Method: A cohort of 6923 men born in Copenhagen, Denmark in 1953, who had completed assessments of cognitive performance (measured by a total test score that combines verbal, arithmetic and spatial functions) at ages 12 and 18, were followed from 1972 until 2002. Psychiatric outcomes (hospital admissions for schizophrenia and bipolar disorders) were obtained from the Danish Psychiatric Register.
Results: During the follow-up period 133 of the men had a discharge diagnosis of schizophrenia or schizophrenia spectrum disorder. Cognitive function measured at both ages 12 and 18 years was inversely associated with these disorders (unadjusted hazard ratio (HR) per SD of cognitive function at age 12: 0.87 (95% CI: 0.75,1.05) and at age 18: 0.72 (95% CI: 0.60,0.86)). Adjustment for birth weight, social circumstances during childhood, indicators of social integration and educational attainment at age 18 years changed these associations only slightly.
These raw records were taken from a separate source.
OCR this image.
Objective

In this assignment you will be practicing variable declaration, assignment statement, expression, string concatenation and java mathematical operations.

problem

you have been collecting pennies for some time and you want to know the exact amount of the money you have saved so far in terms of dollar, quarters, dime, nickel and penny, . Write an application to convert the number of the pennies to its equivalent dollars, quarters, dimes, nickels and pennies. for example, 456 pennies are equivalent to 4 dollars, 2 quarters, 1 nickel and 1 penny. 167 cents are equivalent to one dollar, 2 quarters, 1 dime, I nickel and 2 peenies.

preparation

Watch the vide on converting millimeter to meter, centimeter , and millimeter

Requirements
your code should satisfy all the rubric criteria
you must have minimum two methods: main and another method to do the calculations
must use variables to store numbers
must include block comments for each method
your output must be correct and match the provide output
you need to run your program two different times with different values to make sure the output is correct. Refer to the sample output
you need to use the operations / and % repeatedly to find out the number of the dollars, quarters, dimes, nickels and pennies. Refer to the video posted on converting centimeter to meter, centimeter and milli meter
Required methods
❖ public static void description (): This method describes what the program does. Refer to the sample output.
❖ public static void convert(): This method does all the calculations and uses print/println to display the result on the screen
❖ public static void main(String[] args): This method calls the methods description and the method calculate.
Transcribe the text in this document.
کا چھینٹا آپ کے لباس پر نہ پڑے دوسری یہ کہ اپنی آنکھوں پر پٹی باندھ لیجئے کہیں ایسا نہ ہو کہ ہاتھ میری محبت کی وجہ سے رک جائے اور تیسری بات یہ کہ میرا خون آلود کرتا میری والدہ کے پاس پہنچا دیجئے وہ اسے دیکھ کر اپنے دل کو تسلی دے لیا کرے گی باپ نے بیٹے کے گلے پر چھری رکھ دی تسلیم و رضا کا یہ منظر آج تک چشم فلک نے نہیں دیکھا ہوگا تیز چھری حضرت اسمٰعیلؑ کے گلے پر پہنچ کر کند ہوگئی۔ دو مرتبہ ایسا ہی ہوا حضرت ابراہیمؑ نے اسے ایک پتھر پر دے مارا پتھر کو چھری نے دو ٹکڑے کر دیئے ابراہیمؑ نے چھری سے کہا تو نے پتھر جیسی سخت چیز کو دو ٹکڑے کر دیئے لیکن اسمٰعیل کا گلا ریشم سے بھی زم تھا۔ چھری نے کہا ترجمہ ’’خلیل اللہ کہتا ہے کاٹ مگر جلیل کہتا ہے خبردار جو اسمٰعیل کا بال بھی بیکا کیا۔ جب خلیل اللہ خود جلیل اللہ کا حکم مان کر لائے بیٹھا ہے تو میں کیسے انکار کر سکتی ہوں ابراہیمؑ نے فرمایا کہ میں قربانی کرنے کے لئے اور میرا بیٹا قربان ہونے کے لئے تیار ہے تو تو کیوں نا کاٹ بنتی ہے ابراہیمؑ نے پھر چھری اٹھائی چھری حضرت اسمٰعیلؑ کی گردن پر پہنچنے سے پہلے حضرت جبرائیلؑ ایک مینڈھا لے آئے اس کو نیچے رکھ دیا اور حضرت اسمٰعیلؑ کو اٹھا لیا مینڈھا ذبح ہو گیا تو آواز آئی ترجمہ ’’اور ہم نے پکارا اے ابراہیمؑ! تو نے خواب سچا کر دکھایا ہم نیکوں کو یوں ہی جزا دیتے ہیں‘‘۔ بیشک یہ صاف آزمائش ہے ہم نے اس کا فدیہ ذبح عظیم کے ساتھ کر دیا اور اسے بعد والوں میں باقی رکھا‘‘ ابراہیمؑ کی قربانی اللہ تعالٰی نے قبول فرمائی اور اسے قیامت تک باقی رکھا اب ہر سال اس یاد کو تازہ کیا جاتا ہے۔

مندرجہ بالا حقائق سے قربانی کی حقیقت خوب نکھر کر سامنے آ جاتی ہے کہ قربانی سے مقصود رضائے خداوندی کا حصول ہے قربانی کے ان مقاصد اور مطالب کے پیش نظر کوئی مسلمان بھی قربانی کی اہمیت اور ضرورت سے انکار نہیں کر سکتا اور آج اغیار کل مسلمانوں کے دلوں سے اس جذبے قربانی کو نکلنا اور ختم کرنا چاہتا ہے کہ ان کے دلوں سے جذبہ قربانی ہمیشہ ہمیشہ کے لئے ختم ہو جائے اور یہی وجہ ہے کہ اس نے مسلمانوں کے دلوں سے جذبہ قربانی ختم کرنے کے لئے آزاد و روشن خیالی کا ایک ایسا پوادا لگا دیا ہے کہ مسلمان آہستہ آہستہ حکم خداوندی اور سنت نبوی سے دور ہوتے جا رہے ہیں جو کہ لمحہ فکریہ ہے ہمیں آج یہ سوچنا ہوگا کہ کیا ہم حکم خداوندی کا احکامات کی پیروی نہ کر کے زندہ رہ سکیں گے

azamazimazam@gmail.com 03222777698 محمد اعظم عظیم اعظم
When cognitive function measured at ages 12 and 18 were entered in the same model only the latter was inversely associated with risk of schizophrenia or spectrum disorder. Decline in cognitive function between ages 12 and 18 was associated with an increased risk of schizophrenia spectrum disorder (HR: 1.32 (95% CI: 1.01,1.75)). Cognitive function at both ages also showed an inverse association with bipolar disorders, though the association was imprecisely estimated due to small numbers (N=16).
Conclusions: Low cognitive function at ages 12 and 18 years and cognitive decline between these two ages were associated with increased risk of schizophrenic disorders. This suggests that reduction in cognitive function during childhood may be an early symptom of these outcomes.